Namun, ketika Jiwa Korsa itu dimaknai berlebihan justru hasilnya bakal kontra produktif bagi organisasi tersebut yang ujungnya bisa berakhir merugikan korps itu sendiri dan tentu saja bangsa dan negara secara keseluruhan.
Bagaimana ketika kasus korupsi yang melibatkan Komjen Pol Susno Duadji dari Kepolisan yang dijadikan tersangka oleh Komisi Pemberantasan Korupsi (KPK) saat itu ramai disebut sebagai kasus "Cicak vs Buaya.

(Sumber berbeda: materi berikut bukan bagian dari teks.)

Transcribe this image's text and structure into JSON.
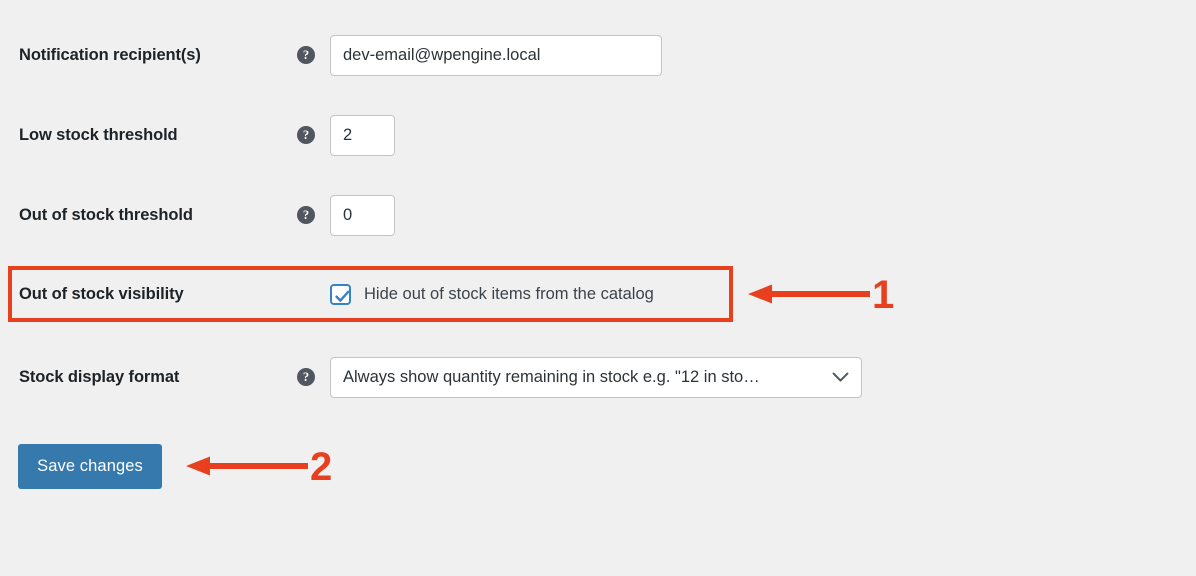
{
  "theme": {
    "page_background": "#f0f0f1",
    "label_color": "#1d2327",
    "input_border": "#c3c4c7",
    "accent_blue": "#3582c4",
    "button_blue": "#3579ad",
    "annotation_red": "#e8401f"
  },
  "form": {
    "rows": [
      {
        "label": "Notification recipient(s)",
        "help_icon": "help-circle-icon",
        "control": "text",
        "value": "dev-email@wpengine.local",
        "placeholder": ""
      },
      {
        "label": "Low stock threshold",
        "help_icon": "help-circle-icon",
        "control": "number",
        "value": "2",
        "placeholder": ""
      },
      {
        "label": "Out of stock threshold",
        "help_icon": "help-circle-icon",
        "control": "number",
        "value": "0",
        "placeholder": ""
      },
      {
        "label": "Out of stock visibility",
        "help_icon": null,
        "control": "checkbox",
        "checkbox_label": "Hide out of stock items from the catalog",
        "checked": true
      },
      {
        "label": "Stock display format",
        "help_icon": "help-circle-icon",
        "control": "select",
        "value": "Always show quantity remaining in stock e.g. \"12 in sto…",
        "dropdown_icon": "chevron-down-icon"
      }
    ],
    "help_glyph": "?"
  },
  "actions": {
    "save_label": "Save changes"
  },
  "annotations": {
    "step_one": "1",
    "step_two": "2"
  }
}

Kemudian saat Jenderal Budi Gunawan yang saat itu sempat dicalonkan menjadi Kapolri namun ditengah prosesnya tiba-tiba KPK yang saat itu dipimpin oleh Abraham Samad mentersangkakan Jendral Budi.
Aksi balasan kemudian dilakukan oleh pihak Kepolisian yang juga mentersangkakan 2 pimpinan KPK atas kasus tindak pidana umum yang sudah lama terjadi dan sebenarnya kasus itu ya ecek ecek aja.

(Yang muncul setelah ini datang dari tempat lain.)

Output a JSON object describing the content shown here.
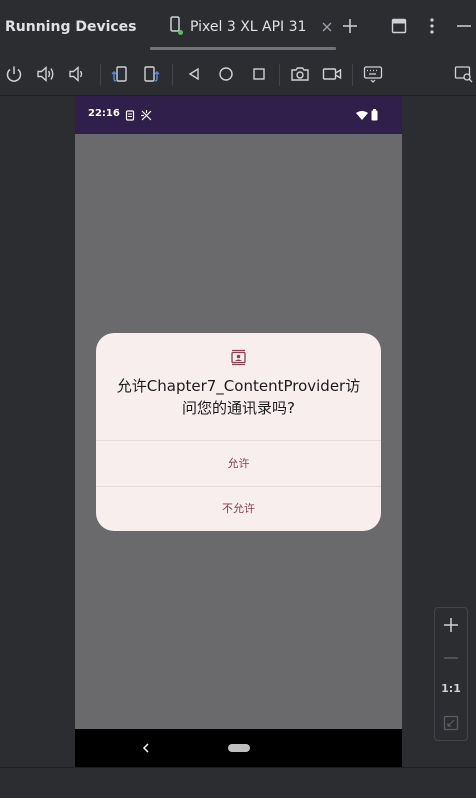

Cicak vs Buaya jilid ke-2 pun terjadi. Apakah itu membantu terhadap proses penegakan hukum atau sistem hukum secara keseluruhan? Tentu saja tidsk citra Institusi Kepolisian malah bertambah buruk dimata masyarakat.

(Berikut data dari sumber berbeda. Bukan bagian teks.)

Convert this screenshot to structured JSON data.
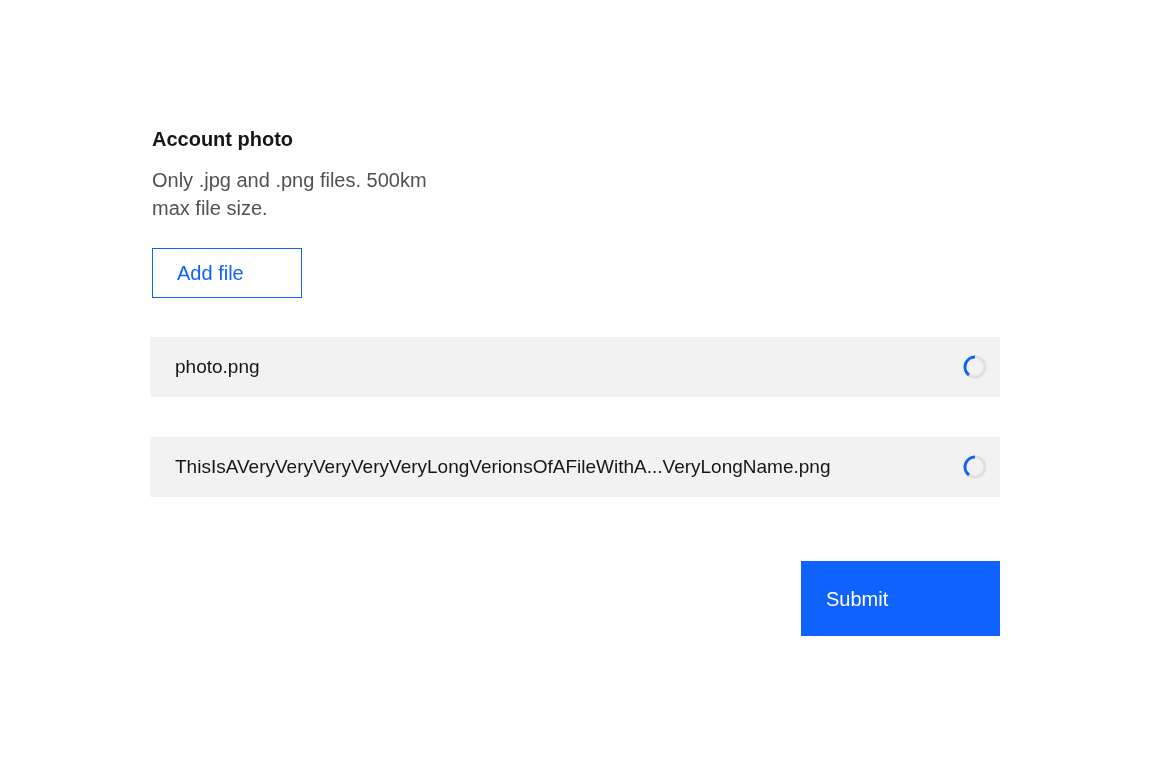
{
  "label": "Account photo",
  "description": "Only .jpg and .png files. 500km max file size.",
  "add_button": "Add file",
  "files": [
    {
      "name": "photo.png",
      "uploading": true
    },
    {
      "name": "ThisIsAVeryVeryVeryVeryVeryLongVerionsOfAFileWithA...VeryLongName.png",
      "uploading": true
    }
  ],
  "submit_button": "Submit"
}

Contoh lain lagi di Institusi Militer, masih ingat penyerbuan anggota Kopassus  yang menyerbu Lapas Cebongan Yogyakarta yang menewaskan 4 orang tahanan, tahun 2013 silam.
Semua anggota Kopassus yang melakukan penyerangan akhirnya tertangkap dan mereka mengakui bahwa hal tersebut di dorong oleh Jiwa Korsa yang kuat.
Menurut Brigjen Unggul K Yudhoyono yang saat itu menjadi Ketua Tim Investigasi kasus Cebongan hal ini merupakan manifestasi jiwa korsa yang salah kaprah.
"Jiwa korsa dalam serangan Cebongan adalah penerapan jiwa korsa yang tidak tepat," katanya saat itu. Seperti dilansir oleh Merdeka.com
Lantas apa hubungannya Jiwa Korsa ini dengan kasus pelarian Djoko Tjandra yang kemudian seperti membuka kotak pandora yang melibatkan oknum-oknum dari 3 institusi penegak hukum, Kepolisian, Kejaksaan dan Kuasa Hukum.
Terutama dalam pengungkapan kasus di Kejaksaan Agung yang  sampai saat ini hanya melibatkan salah satu pejabat eselon IV Kejagung, Jaksa Pinangki Sirna Malasari.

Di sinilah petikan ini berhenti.